Children and Religion

By Kim Roberts

In an article originally published last October, a Harvard study found that children who were exposed to religion as they were growing up were more likely to be healthier and have a higher degree of well-being as young adults, when compared to those that do not.

I found it interesting, though I already believed this – the study showed a direct link between religious upbringing and better physical and mental health in young adults.

I know I am preaching to the choir about the importance of exposing children to religion on a regular basis, but knowing that a formal study was conducted and discovered that people who attended religious services weekly or who practiced prayer daily in their youth reported having a higher life satisfaction and positivity in their 20s.

Most Catholic parents know how important it is to make sure their children attend Mass and pray. This reaffirmation is a bonus.

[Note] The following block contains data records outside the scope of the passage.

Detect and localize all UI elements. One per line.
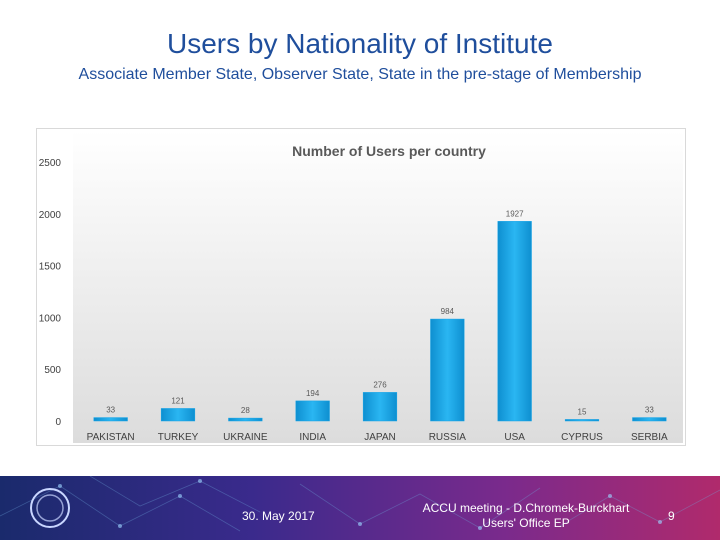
data-label: 1927 <box>506 209 524 218</box>
bar-japan <box>362 392 398 422</box>
footer-meeting-line1: ACCU meeting - D.Chromek-Burckhart <box>422 501 630 515</box>
slide-title: Users by Nationality of Institute <box>167 28 553 59</box>
x-tick-label: PAKISTAN <box>87 432 135 443</box>
footer-date: 30. May 2017 <box>242 509 315 523</box>
bar-serbia <box>632 417 667 422</box>
data-label: 121 <box>171 396 185 405</box>
data-label: 28 <box>241 406 250 415</box>
data-label: 33 <box>645 406 654 415</box>
cern-logo-icon <box>30 488 70 528</box>
y-tick-label: 500 <box>44 365 61 376</box>
y-tick-label: 2500 <box>39 158 62 169</box>
data-label: 33 <box>106 406 115 415</box>
data-label: 984 <box>441 307 455 316</box>
y-axis: 0 500 1000 1500 2000 2500 <box>39 158 62 428</box>
plot-background <box>73 131 683 443</box>
x-tick-label: TURKEY <box>158 432 199 443</box>
bar-usa <box>497 221 532 422</box>
bar-india <box>295 400 330 422</box>
x-tick-label: CYPRUS <box>561 432 603 443</box>
x-tick-label: SERBIA <box>631 432 668 443</box>
slide-subtitle: Associate Member State, Observer State, … <box>78 66 642 83</box>
data-label: 194 <box>306 389 320 398</box>
x-tick-label: UKRAINE <box>223 432 268 443</box>
x-axis: PAKISTAN TURKEY UKRAINE INDIA JAPAN RUSSIA USA… <box>87 432 668 443</box>
y-tick-label: 2000 <box>39 210 62 221</box>
data-label: 276 <box>373 380 387 389</box>
x-tick-label: INDIA <box>299 432 326 443</box>
footer-meeting-line2: Users' Office EP <box>482 516 570 530</box>
bar-turkey <box>160 408 196 422</box>
bars: 33 121 28 194 276 984 1927 15 33 <box>93 209 667 422</box>
chart-title: Number of Users per country <box>292 143 486 159</box>
footer-bar: 30. May 2017 ACCU meeting - D.Chromek-Bu… <box>0 476 720 540</box>
bar-cyprus <box>564 419 600 422</box>
chart-frame: Number of Users per country 0 500 1000 1500… <box>36 128 686 446</box>
y-tick-label: 1500 <box>39 262 62 273</box>
y-tick-label: 0 <box>55 417 61 428</box>
x-tick-label: JAPAN <box>364 432 396 443</box>
footer-meeting: ACCU meeting - D.Chromek-Burckhart Users… <box>410 501 642 531</box>
network-pattern <box>0 476 720 532</box>
bar-russia <box>430 318 465 422</box>
data-label: 15 <box>578 407 587 416</box>
x-tick-label: USA <box>504 432 525 443</box>
page-number: 9 <box>668 509 675 523</box>
bar-ukraine <box>228 417 263 422</box>
x-tick-label: RUSSIA <box>429 432 467 443</box>
bar-chart: Number of Users per country 0 500 1000 1500… <box>39 131 683 443</box>
bar-pakistan <box>93 417 128 422</box>
y-tick-label: 1000 <box>39 313 62 324</box>
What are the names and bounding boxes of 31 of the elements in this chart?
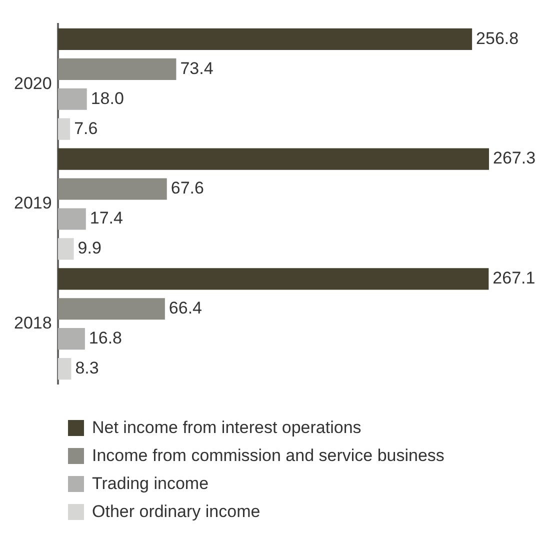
y-tick-label: 2019	[14, 194, 52, 213]
data-label: 73.4	[180, 58, 214, 78]
y-tick-label: 2018	[14, 314, 52, 333]
data-label: 8.3	[75, 358, 99, 378]
bar	[58, 178, 167, 200]
data-label: 267.1	[492, 268, 536, 288]
bar	[58, 28, 472, 50]
legend-label: Income from commission and service business	[92, 446, 444, 466]
bar	[58, 58, 176, 80]
data-label: 67.6	[170, 178, 204, 198]
data-label: 18.0	[90, 88, 124, 108]
bar	[58, 328, 85, 350]
bar	[58, 268, 489, 290]
bar	[58, 358, 72, 380]
bar	[58, 88, 87, 110]
data-label: 17.4	[90, 208, 123, 228]
bar	[58, 118, 70, 140]
data-label: 256.8	[476, 28, 519, 48]
legend-label: Other ordinary income	[92, 502, 260, 522]
data-label: 9.9	[78, 238, 102, 258]
data-label: 7.6	[74, 118, 98, 138]
legend-label: Trading income	[92, 474, 209, 494]
data-label: 267.3	[493, 148, 536, 168]
bar	[58, 208, 86, 230]
bar	[58, 148, 489, 170]
bar	[58, 298, 165, 320]
legend-label: Net income from interest operations	[92, 418, 362, 438]
data-label: 66.4	[168, 298, 202, 318]
bar	[58, 238, 74, 260]
data-label: 16.8	[88, 328, 122, 348]
y-tick-label: 2020	[14, 74, 52, 93]
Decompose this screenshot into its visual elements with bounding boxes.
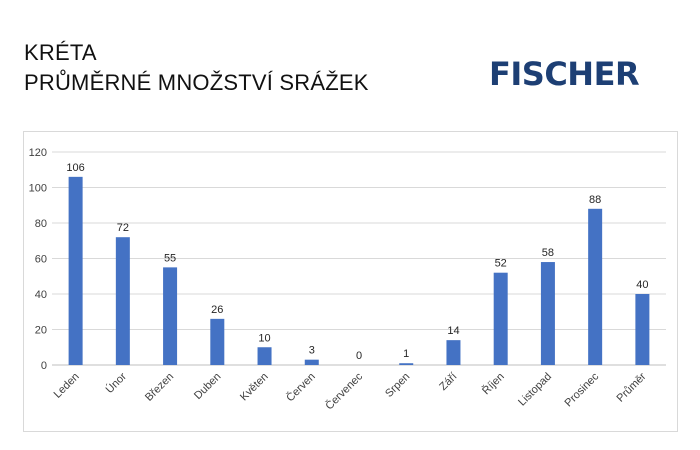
category-label: Listopad: [516, 371, 554, 409]
category-label: Leden: [52, 371, 82, 401]
y-tick-label: 60: [35, 254, 47, 266]
data-label: 14: [447, 325, 459, 337]
category-label: Srpen: [383, 371, 412, 400]
bar: [446, 340, 461, 365]
y-tick-label: 120: [29, 147, 47, 159]
bar: [304, 359, 319, 365]
data-label: 40: [636, 279, 648, 291]
title-line-2: PRŮMĚRNÉ MNOŽSTVÍ SRÁŽEK: [24, 70, 369, 95]
data-label: 10: [258, 332, 270, 344]
category-label: Březen: [143, 371, 176, 404]
category-label: Květen: [238, 371, 271, 404]
category-label: Říjen: [479, 370, 506, 397]
bar: [540, 262, 555, 365]
chart-title: KRÉTA PRŮMĚRNÉ MNOŽSTVÍ SRÁŽEK: [24, 38, 369, 98]
bar: [68, 176, 83, 365]
title-line-1: KRÉTA: [24, 40, 97, 65]
y-tick-label: 80: [35, 218, 47, 230]
data-label: 106: [66, 162, 84, 174]
y-tick-label: 0: [41, 360, 47, 372]
category-label: Září: [437, 371, 459, 393]
data-label: 55: [164, 252, 176, 264]
data-label: 58: [542, 247, 554, 259]
y-tick-label: 20: [35, 325, 47, 337]
category-label: Průměr: [615, 370, 649, 404]
data-label: 0: [356, 350, 362, 362]
category-label: Červenec: [323, 370, 366, 413]
bar: [210, 318, 225, 365]
chart-area: [23, 131, 678, 432]
category-label: Únor: [103, 370, 129, 396]
category-label: Prosinec: [563, 370, 602, 409]
bar: [399, 363, 414, 365]
bar: [115, 237, 130, 365]
brand-logo: FISCHER: [489, 55, 640, 93]
data-label: 1: [403, 348, 409, 360]
bar: [163, 267, 178, 365]
category-label: Červen: [284, 370, 318, 404]
y-tick-label: 100: [29, 183, 47, 195]
bar: [635, 294, 650, 365]
data-label: 88: [589, 194, 601, 206]
data-label: 72: [117, 222, 129, 234]
data-label: 52: [495, 258, 507, 270]
category-label: Duben: [192, 371, 223, 402]
data-label: 3: [309, 345, 315, 357]
y-tick-label: 40: [35, 289, 47, 301]
bar: [257, 347, 272, 365]
data-label: 26: [211, 304, 223, 316]
bar: [493, 272, 508, 365]
bar: [588, 208, 603, 365]
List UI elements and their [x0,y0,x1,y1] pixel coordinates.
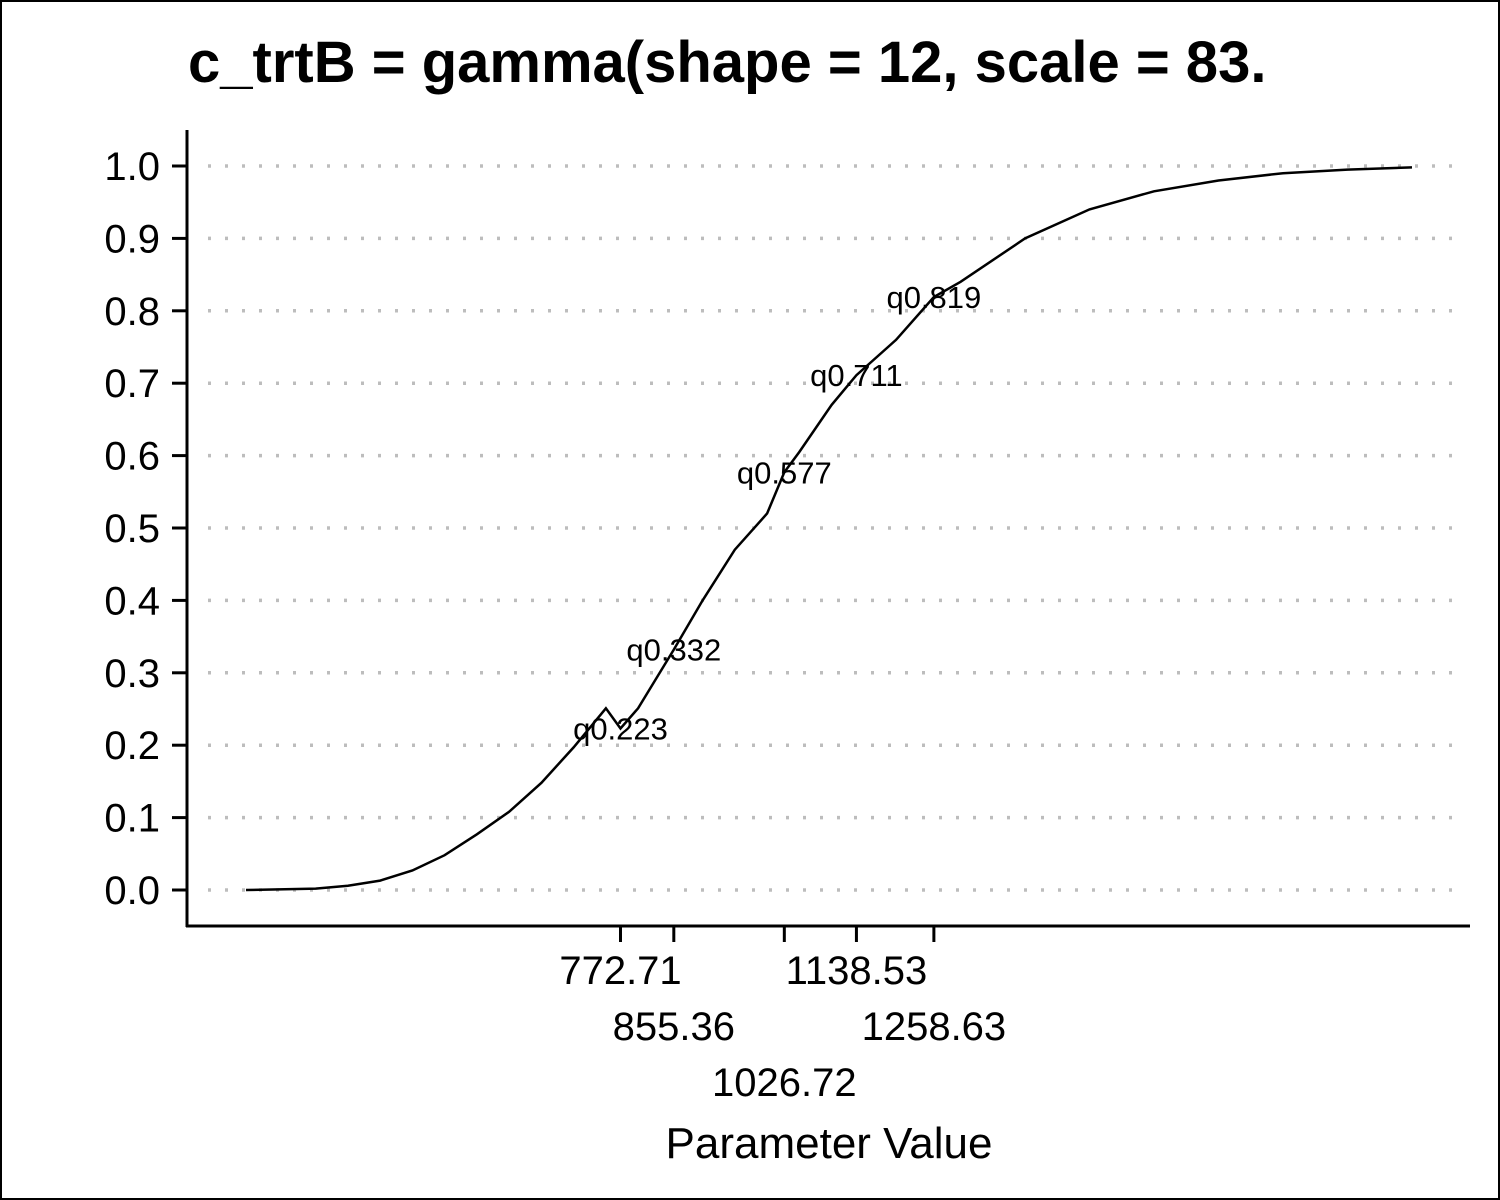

It is interesting that this study followed 5,000 young people for as many as eight to 14 years, allowing for variables such as maternal health, socioeconomic status and histories of substance abuse or symptoms of depression.

Results show that those who went to religious services at least once a week as children were about 18% more likely to report higher levels of happiness as young adults between the ages of 23 and 30 than those who didn’t. They were also shown to be 29% more likely to volunteer in their local communities and 33% less likely to engage in the use of illicit drugs.

Further proof that being a practicing Catholic as a child gives young adults spiritual strengths that lead to healthy habits, builds their social networks and also renders the ability to overcome obstacles in their lives all while building a solid relationship with God.